Healthcare Agents Need Skills, Not Just Models¶

Curated skills lift healthcare agent pass rates from 34% to 86%. BioMCP ships one — optimized for 30+ biomedical sources across 12 entity types.

Agent Skills for Healthcare — BioMCP ships an embedded skill that lifts healthcare agent pass rates by +51.9pp

AI agents are good at reasoning. They're bad at biomedical data.

Ask an agent to investigate BRAF V600E across ClinVar, CIViC, ClinicalTrials.gov, PubMed, and OpenFDA, and it will try to write API client code for each source — different authentication, different identifiers, different rate limits, different output formats. The code is fragile. The context window fills up with HTTP plumbing instead of results. And the agent still misses sources it doesn't know about.

This isn't a model problem. It's a knowledge and infrastructure problem.
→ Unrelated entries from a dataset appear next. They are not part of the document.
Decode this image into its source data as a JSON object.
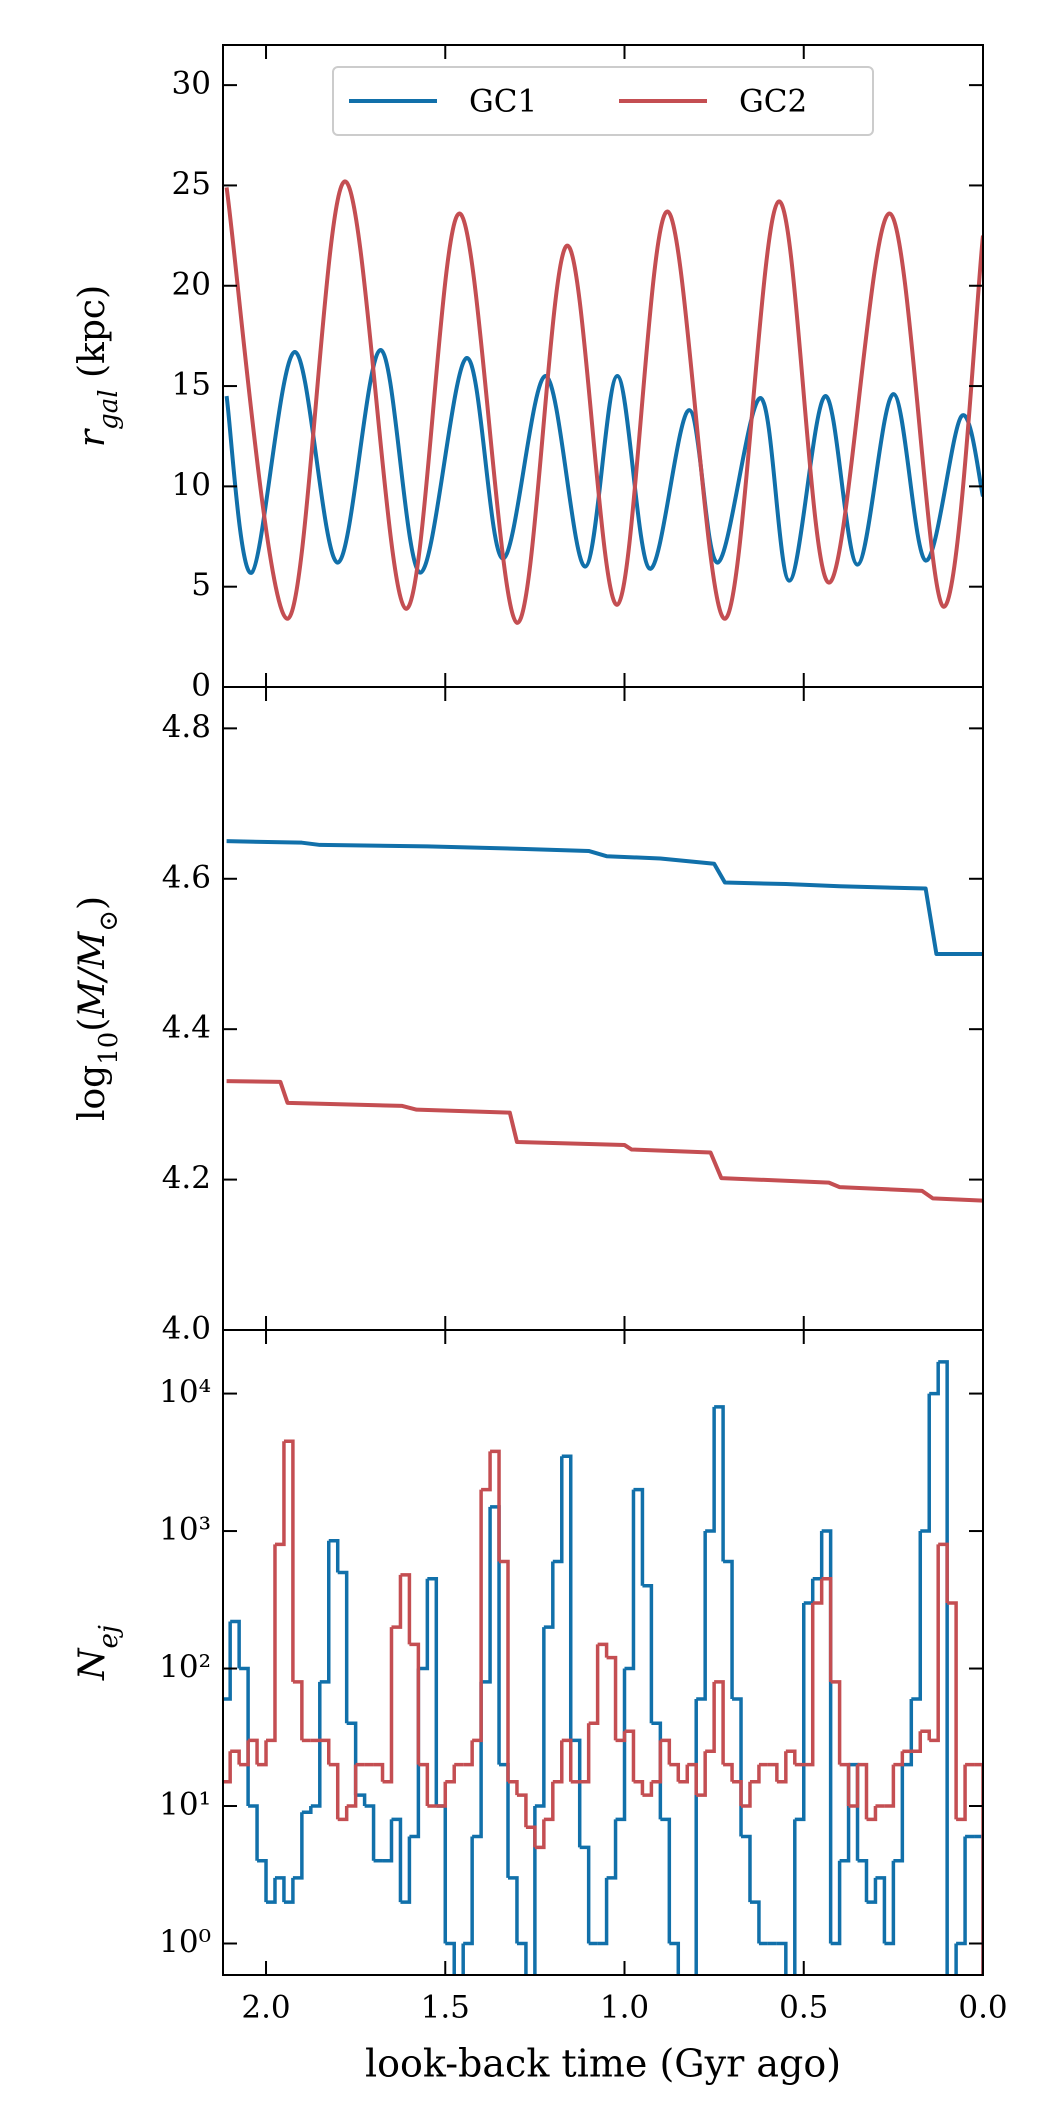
{
  "chart_data": [
    {
      "type": "line",
      "smooth": true,
      "ylabel": [
        {
          "text": "r",
          "italic": true
        },
        {
          "text": "gal",
          "italic": true,
          "sub": true
        },
        {
          "text": " (kpc)"
        }
      ],
      "xlim": [
        2.12,
        0
      ],
      "xticks": [
        {
          "value": 2,
          "label": "2.0"
        },
        1.5,
        {
          "value": 1,
          "label": "1.0"
        },
        0.5,
        {
          "value": 0,
          "label": "0.0"
        }
      ],
      "ylim": [
        0,
        32
      ],
      "yticks": [
        0,
        5,
        10,
        15,
        20,
        25,
        30
      ],
      "legend": "upper center",
      "series": [
        {
          "name": "GC1",
          "color": "#1170aa",
          "x": [
            2.11,
            2.04,
            1.92,
            1.8,
            1.68,
            1.57,
            1.44,
            1.34,
            1.22,
            1.11,
            1.02,
            0.93,
            0.82,
            0.74,
            0.62,
            0.54,
            0.44,
            0.35,
            0.25,
            0.16,
            0.06,
            0.0
          ],
          "values": [
            14.5,
            5.7,
            16.7,
            6.2,
            16.8,
            5.7,
            16.4,
            6.4,
            15.5,
            6.0,
            15.5,
            5.9,
            13.8,
            6.2,
            14.4,
            5.3,
            14.5,
            6.1,
            14.6,
            6.3,
            13.5,
            9.5
          ]
        },
        {
          "name": "GC2",
          "color": "#c44e52",
          "x": [
            2.11,
            1.94,
            1.78,
            1.61,
            1.46,
            1.3,
            1.16,
            1.02,
            0.88,
            0.72,
            0.57,
            0.43,
            0.26,
            0.11,
            0.0
          ],
          "values": [
            24.9,
            3.4,
            25.2,
            3.9,
            23.6,
            3.2,
            22.0,
            4.1,
            23.7,
            3.4,
            24.2,
            5.2,
            23.6,
            4.0,
            22.5
          ]
        }
      ]
    },
    {
      "type": "line",
      "smooth": false,
      "ylabel": [
        {
          "text": "log"
        },
        {
          "text": "10",
          "sub": true
        },
        {
          "text": "("
        },
        {
          "text": "M/M",
          "italic": true
        },
        {
          "text": "⊙",
          "sub": true
        },
        {
          "text": ")"
        }
      ],
      "xlim": [
        2.12,
        0
      ],
      "xticks": [
        {
          "value": 2,
          "label": "2.0"
        },
        1.5,
        {
          "value": 1,
          "label": "1.0"
        },
        0.5,
        {
          "value": 0,
          "label": "0.0"
        }
      ],
      "ylim": [
        4.0,
        4.855
      ],
      "yticks": [
        {
          "value": 4,
          "label": "4.0"
        },
        4.2,
        4.4,
        4.6,
        4.8
      ],
      "series": [
        {
          "color": "#1170aa",
          "x": [
            2.11,
            1.9,
            1.85,
            1.55,
            1.3,
            1.1,
            1.05,
            0.9,
            0.75,
            0.72,
            0.55,
            0.4,
            0.16,
            0.13,
            0.0
          ],
          "values": [
            4.65,
            4.648,
            4.645,
            4.643,
            4.64,
            4.637,
            4.63,
            4.627,
            4.62,
            4.595,
            4.593,
            4.59,
            4.587,
            4.5,
            4.5
          ]
        },
        {
          "color": "#c44e52",
          "x": [
            2.11,
            1.96,
            1.94,
            1.62,
            1.58,
            1.32,
            1.3,
            1.0,
            0.98,
            0.76,
            0.73,
            0.43,
            0.4,
            0.17,
            0.14,
            0.0
          ],
          "values": [
            4.331,
            4.33,
            4.302,
            4.298,
            4.293,
            4.289,
            4.25,
            4.246,
            4.24,
            4.236,
            4.202,
            4.196,
            4.19,
            4.185,
            4.175,
            4.172
          ]
        }
      ]
    },
    {
      "type": "histogram",
      "ylog": true,
      "ylabel": [
        {
          "text": "N",
          "italic": true
        },
        {
          "text": "ej",
          "italic": true,
          "sub": true
        }
      ],
      "xlabel": "look-back time (Gyr ago)",
      "xlim": [
        2.12,
        0
      ],
      "xticks": [
        {
          "value": 2,
          "label": "2.0"
        },
        1.5,
        {
          "value": 1,
          "label": "1.0"
        },
        0.5,
        {
          "value": 0,
          "label": "0.0"
        }
      ],
      "ylim": [
        0.59,
        29000
      ],
      "yticks": [
        {
          "value": 1,
          "label": "10⁰"
        },
        {
          "value": 10,
          "label": "10¹"
        },
        {
          "value": 100,
          "label": "10²"
        },
        {
          "value": 1000,
          "label": "10³"
        },
        {
          "value": 10000,
          "label": "10⁴"
        }
      ],
      "bins": [
        0,
        0.025,
        0.05,
        0.075,
        0.1,
        0.125,
        0.15,
        0.175,
        0.2,
        0.225,
        0.25,
        0.275,
        0.3,
        0.325,
        0.35,
        0.375,
        0.4,
        0.425,
        0.45,
        0.475,
        0.5,
        0.525,
        0.55,
        0.575,
        0.6,
        0.625,
        0.65,
        0.675,
        0.7,
        0.725,
        0.75,
        0.775,
        0.8,
        0.825,
        0.85,
        0.875,
        0.9,
        0.925,
        0.95,
        0.975,
        1,
        1.025,
        1.05,
        1.075,
        1.1,
        1.125,
        1.15,
        1.175,
        1.2,
        1.225,
        1.25,
        1.275,
        1.3,
        1.325,
        1.35,
        1.375,
        1.4,
        1.425,
        1.45,
        1.475,
        1.5,
        1.525,
        1.55,
        1.575,
        1.6,
        1.625,
        1.65,
        1.675,
        1.7,
        1.725,
        1.75,
        1.775,
        1.8,
        1.825,
        1.85,
        1.875,
        1.9,
        1.925,
        1.95,
        1.975,
        2,
        2.025,
        2.05,
        2.075,
        2.1,
        2.125
      ],
      "series": [
        {
          "color": "#1170aa",
          "values": [
            6,
            6,
            1,
            0,
            17000,
            10000,
            1000,
            60,
            20,
            4,
            1,
            3,
            2,
            4,
            20,
            4,
            1,
            1000,
            450,
            300,
            8,
            0,
            1,
            1,
            1,
            2,
            6,
            60,
            600,
            8000,
            1000,
            60,
            0,
            0,
            1,
            8,
            40,
            400,
            2000,
            100,
            8,
            3,
            1,
            1,
            5,
            30,
            3500,
            600,
            200,
            10,
            0,
            1,
            3,
            20,
            1500,
            80,
            6,
            1,
            0,
            1,
            10,
            450,
            100,
            6,
            2,
            8,
            4,
            4,
            10,
            12,
            40,
            500,
            850,
            80,
            10,
            9,
            3,
            2,
            3,
            2,
            4,
            10,
            100,
            220,
            60
          ]
        },
        {
          "color": "#c44e52",
          "values": [
            20,
            20,
            8,
            300,
            800,
            30,
            35,
            25,
            25,
            20,
            10,
            10,
            8,
            20,
            10,
            20,
            80,
            450,
            300,
            20,
            20,
            25,
            15,
            20,
            20,
            15,
            10,
            15,
            20,
            80,
            25,
            12,
            20,
            15,
            20,
            30,
            15,
            12,
            15,
            35,
            30,
            120,
            150,
            40,
            15,
            15,
            30,
            15,
            8,
            5,
            7,
            12,
            15,
            600,
            3800,
            2000,
            30,
            20,
            20,
            15,
            10,
            10,
            20,
            150,
            480,
            200,
            15,
            20,
            20,
            20,
            10,
            8,
            20,
            30,
            30,
            30,
            80,
            4500,
            800,
            30,
            20,
            30,
            20,
            25,
            15
          ]
        }
      ]
    }
  ]
}
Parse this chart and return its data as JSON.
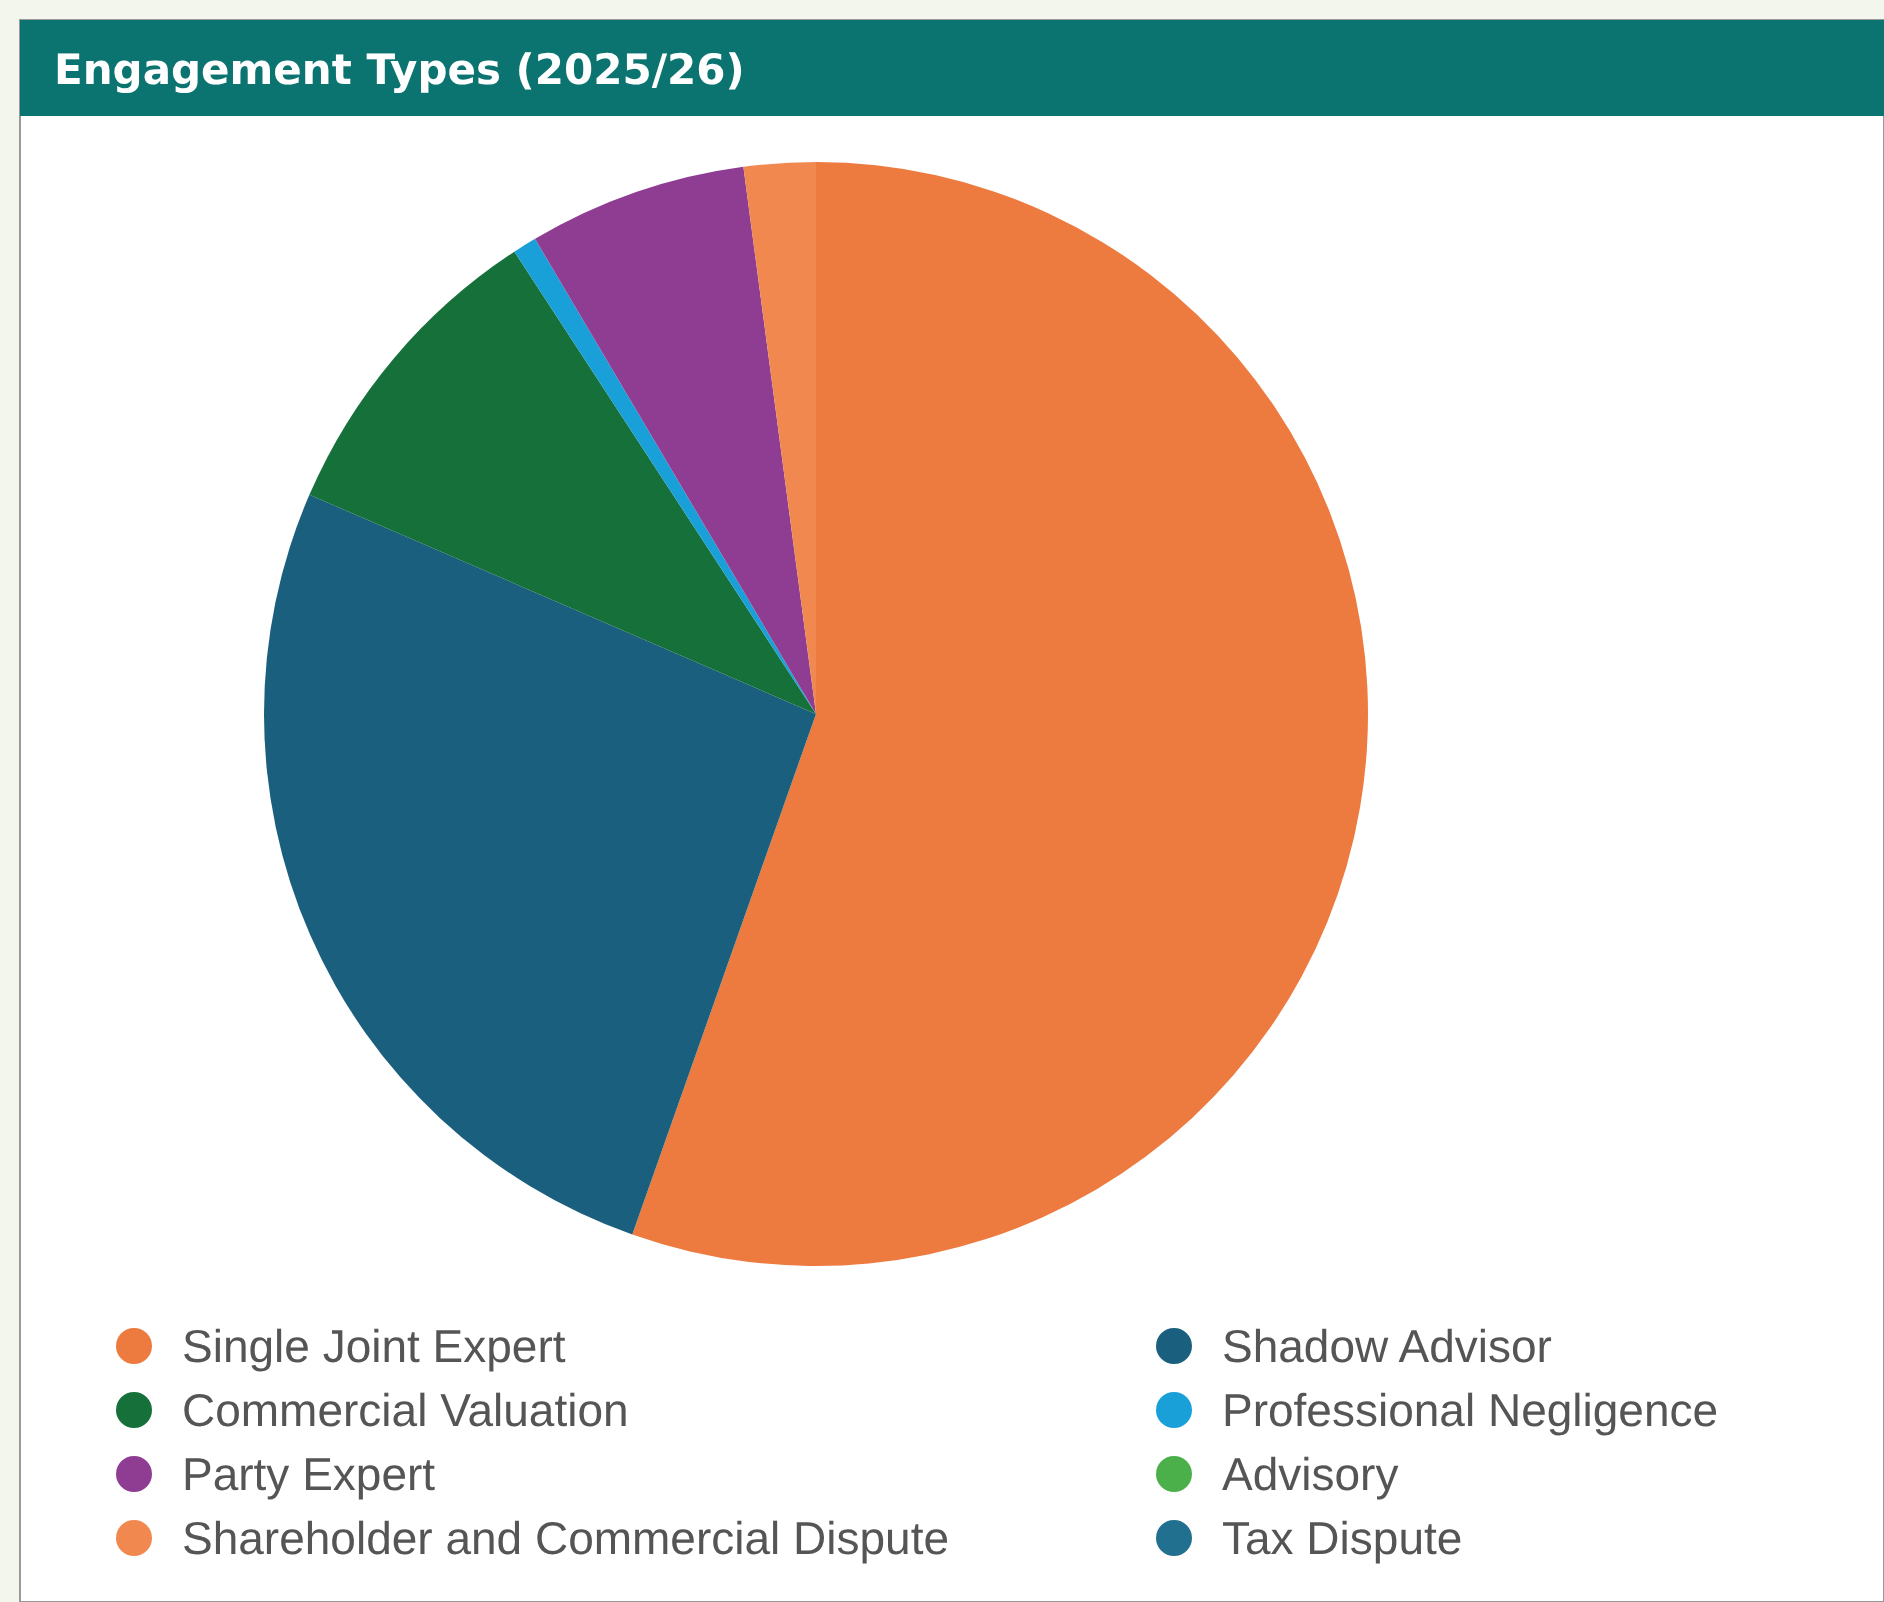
{
  "chart_data": {
    "type": "pie",
    "title": "Engagement Types (2025/26)",
    "categories": [
      "Single Joint Expert",
      "Shadow Advisor",
      "Commercial Valuation",
      "Professional Negligence",
      "Party Expert",
      "Advisory",
      "Shareholder and Commercial Dispute",
      "Tax Dispute"
    ],
    "values": [
      55.4,
      26.1,
      9.3,
      0.7,
      6.4,
      0,
      2.1,
      0
    ],
    "colors": [
      "#ed7a3f",
      "#1b5f7e",
      "#16703a",
      "#1aa0d8",
      "#8f3d92",
      "#4cb04a",
      "#f0884f",
      "#22708f"
    ],
    "legend": "bottom"
  }
}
The agent needs two things it doesn't have: domain expertise to know what to look for and where, and purpose-built tooling to get it efficiently.

SkillsBench (Li et al., March 2026) just put numbers on this. Across 84 tasks in 11 domains, healthcare showed the largest improvement from curated skills of any domain tested: +51.9 percentage points, from 34.2% to 86.1% pass rate.

SkillsBench Table 4: Skills efficacy by domain Table 4 from Li et al., 2026. Healthcare shows the largest absolute improvement of any domain.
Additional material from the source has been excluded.